The secret to our fears of insufficiency is knowing they are true: We are messed up.
It is one of the most hope-filled words in the Bible. But. Here those three letters remind us that our future isn’t determined by our past or even our present, but by the all-powerful God who is writing our stories.
“…[W]ash me, and I shall be whiter than snow” (Psalm 51:7).
“For our sake he made him to be sin who knew no sin, so that in him we might become the righteousness of God” (2 Corinthians 5:21).
“For the wages of sin is death, but the free gift of God is eternal life in Christ Jesus our Lord” (Romans 6:23).
“But what does it say? “The word is near you, in your mouth and in your heart” (that is, the word of faith that we proclaim); because, if you confess with your mouth that Jesus is Lord and believe in your heart that God raised him from the dead, you will be saved” (Romans 10:8-9).
“But God, being rich in mercy, because of the great love with which he loved us, even when we were dead in our trespasses, made us alive together with Christ—by grace you have been saved—and raised us up with him and seated us with him in the heavenly places in Christ Jesus, so that in the coming ages he might show the immeasurable riches of his grace in kindness toward us in Christ Jesus. For by grace you have been saved through faith. And this is not your own doing; it is the gift of God” (Ephesians 2:4-8).
Like a doctor who knows his patient’s only hope is through radical medical intervention, God tells us the truth about our hearts. And then He provides the antidote.
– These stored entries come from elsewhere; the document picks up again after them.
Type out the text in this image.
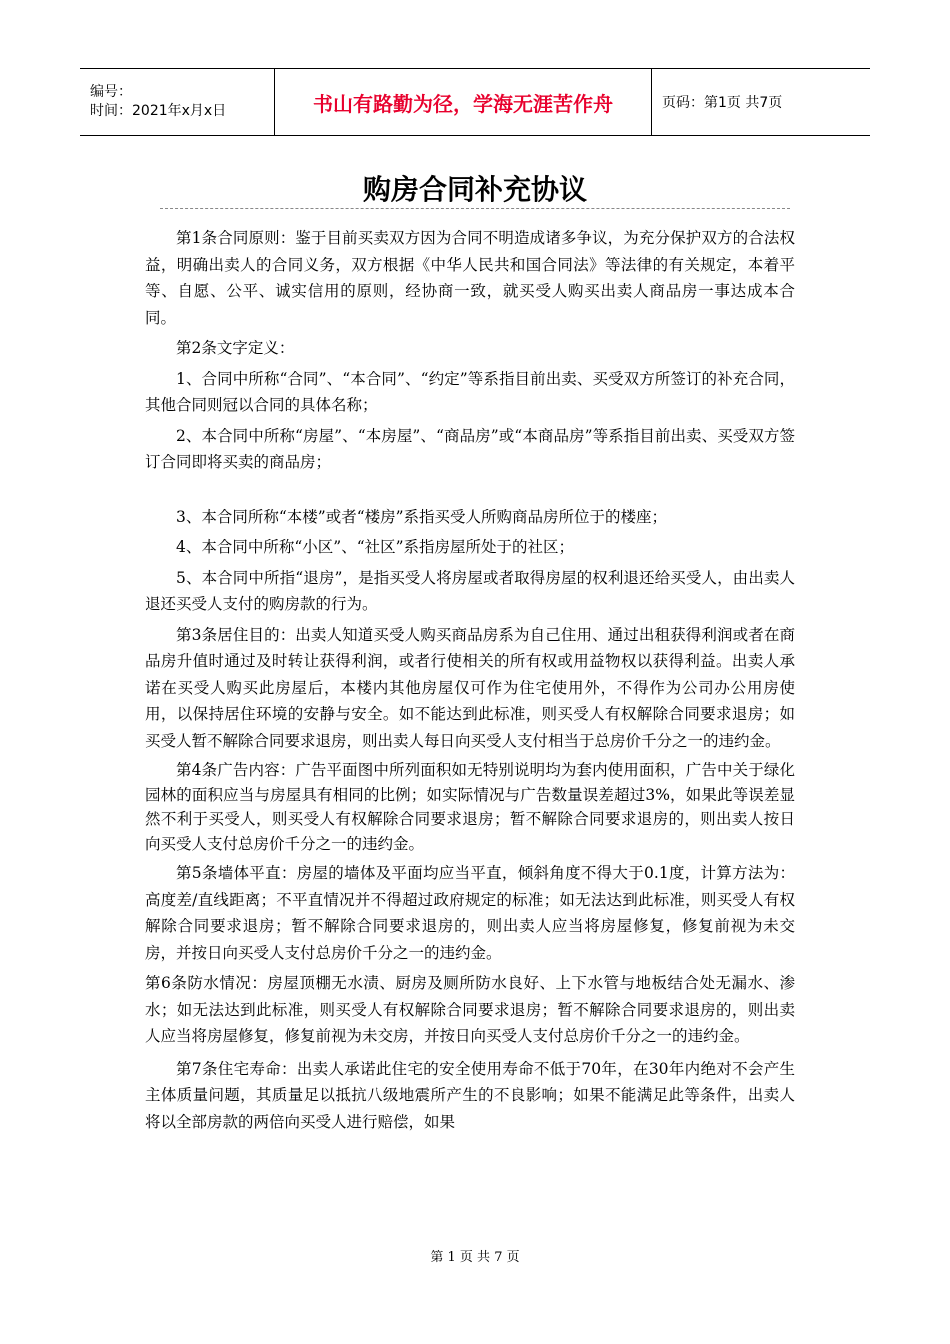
编号：
时间：2021年x月x日	书山有路勤为径，学海无涯苦作舟	页码：第1页 共7页
购房合同补充协议

第1条合同原则：鉴于目前买卖双方因为合同不明造成诸多争议，为充分保护双方的合法权益，明确出卖人的合同义务，双方根据《中华人民共和国合同法》等法律的有关规定，本着平等、自愿、公平、诚实信用的原则，经协商一致，就买受人购买出卖人商品房一事达成本合同。

第2条文字定义：

1、合同中所称“合同”、“本合同”、“约定”等系指目前出卖、买受双方所签订的补充合同，其他合同则冠以合同的具体名称；

2、本合同中所称“房屋”、“本房屋”、“商品房”或“本商品房”等系指目前出卖、买受双方签订合同即将买卖的商品房；

3、本合同所称“本楼”或者“楼房”系指买受人所购商品房所位于的楼座；

4、本合同中所称“小区”、“社区”系指房屋所处于的社区；

5、本合同中所指“退房”，是指买受人将房屋或者取得房屋的权利退还给买受人，由出卖人退还买受人支付的购房款的行为。

第3条居住目的：出卖人知道买受人购买商品房系为自己住用、通过出租获得利润或者在商品房升值时通过及时转让获得利润，或者行使相关的所有权或用益物权以获得利益。出卖人承诺在买受人购买此房屋后，本楼内其他房屋仅可作为住宅使用外，不得作为公司办公用房使用，以保持居住环境的安静与安全。如不能达到此标准，则买受人有权解除合同要求退房；如买受人暂不解除合同要求退房，则出卖人每日向买受人支付相当于总房价千分之一的违约金。

第4条广告内容：广告平面图中所列面积如无特别说明均为套内使用面积，广告中关于绿化园林的面积应当与房屋具有相同的比例；如实际情况与广告数量误差超过3%，如果此等误差显然不利于买受人，则买受人有权解除合同要求退房；暂不解除合同要求退房的，则出卖人按日向买受人支付总房价千分之一的违约金。

第5条墙体平直：房屋的墙体及平面均应当平直，倾斜角度不得大于0.1度，计算方法为：高度差/直线距离；不平直情况并不得超过政府规定的标准；如无法达到此标准，则买受人有权解除合同要求退房；暂不解除合同要求退房的，则出卖人应当将房屋修复，修复前视为未交房，并按日向买受人支付总房价千分之一的违约金。

第6条防水情况：房屋顶棚无水渍、厨房及厕所防水良好、上下水管与地板结合处无漏水、渗水；如无法达到此标准，则买受人有权解除合同要求退房；暂不解除合同要求退房的，则出卖人应当将房屋修复，修复前视为未交房，并按日向买受人支付总房价千分之一的违约金。

第7条住宅寿命：出卖人承诺此住宅的安全使用寿命不低于70年，在30年内绝对不会产生主体质量问题，其质量足以抵抗八级地震所产生的不良影响；如果不能满足此等条件，出卖人将以全部房款的两倍向买受人进行赔偿，如果

第 1 页 共 7 页
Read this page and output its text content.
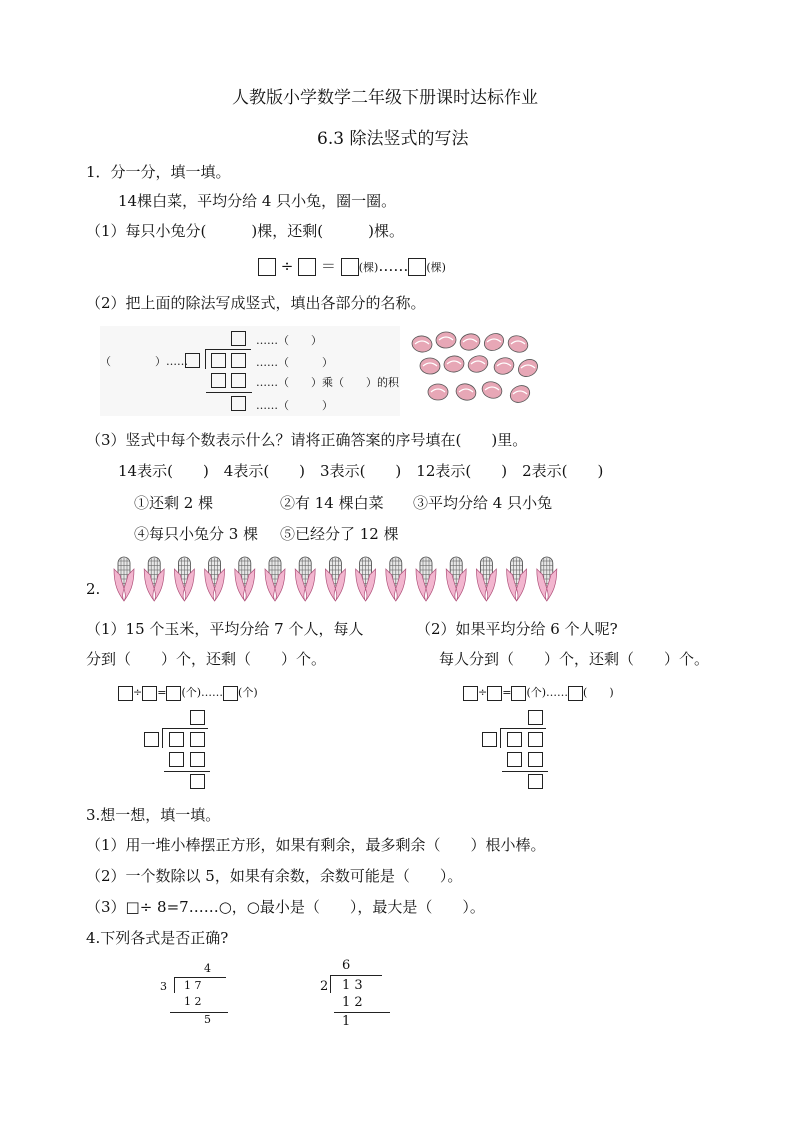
人教版小学数学二年级下册课时达标作业
6.3 除法竖式的写法
1．分一分，填一填。
14棵白菜，平均分给 4 只小兔，圈一圈。
（1）每只小兔分(　　　)棵，还剩(　　　)棵。
÷ ＝ (棵)…… (棵)
（2）把上面的除法写成竖式，填出各部分的名称。
（　　　　）……
……（　　）
……（　　　）
……（　　）乘（　　）的积
……（　　　）
（3）竖式中每个数表示什么？请将正确答案的序号填在(　　)里。
14表示(　　)　4表示(　　)　3表示(　　)　12表示(　　)　2表示(　　)
①还剩 2 棵	②有 14 棵白菜 ③平均分给 4 只小兔
④每只小兔分 3 棵 ⑤已经分了 12 棵
2.
（1）15 个玉米，平均分给 7 个人，每人
分到（　　）个，还剩（　　）个。
（2）如果平均分给 6 个人呢?
每人分到（　　）个，还剩（　　）个。
÷ = (个)…… (个)	÷ = (个)…… (　　)
3.想一想，填一填。
（1）用一堆小棒摆正方形，如果有剩余，最多剩余（　　）根小棒。
（2）一个数除以 5，如果有余数，余数可能是（　　）。
（3）□÷ 8=7……○，○最小是（　　），最大是（　　）。
4.下列各式是否正确?
4
3 1 7
1 2
5
6
2 1 3
1 2
1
Because of the free gift of Jesus’ sacrifice, we can be whole and clean and perfect and complete.
God has seen our deepest, darkest secrets – even things no one else knows about – and knows just how dark and twisted and bad we are.
But He didn’t leave.
All of these fears we have that people will decide we aren’t worth their time and walk away?
We are not worth God’s time. But He isn’t leaving.
He paid the debt for our darkness by giving His own Son, and freely offers to accept us as His own. His adopted children.
All of those fears and insecurities have no basis anymore. We have been made alive! We have been given the perfect righteousness of Christ! We are loved by God!
And when God is for us, “who can be against us?” (Romans 8:31).
The thoughts and opinions of man hold no weight when we have been uber-generously given the acceptance of God. We have every spiritual blessing (Ephesians 13-4). We are children of God (1 John 3:1).
We are free. Free from trying to measure up or resting on our own abilities to be enough. Free from bondage to others’ expectations or our own goals. Free to live for the God who rescued us—and for Him alone.
“So if the Son sets you free, you will be free indeed” (John 8:36).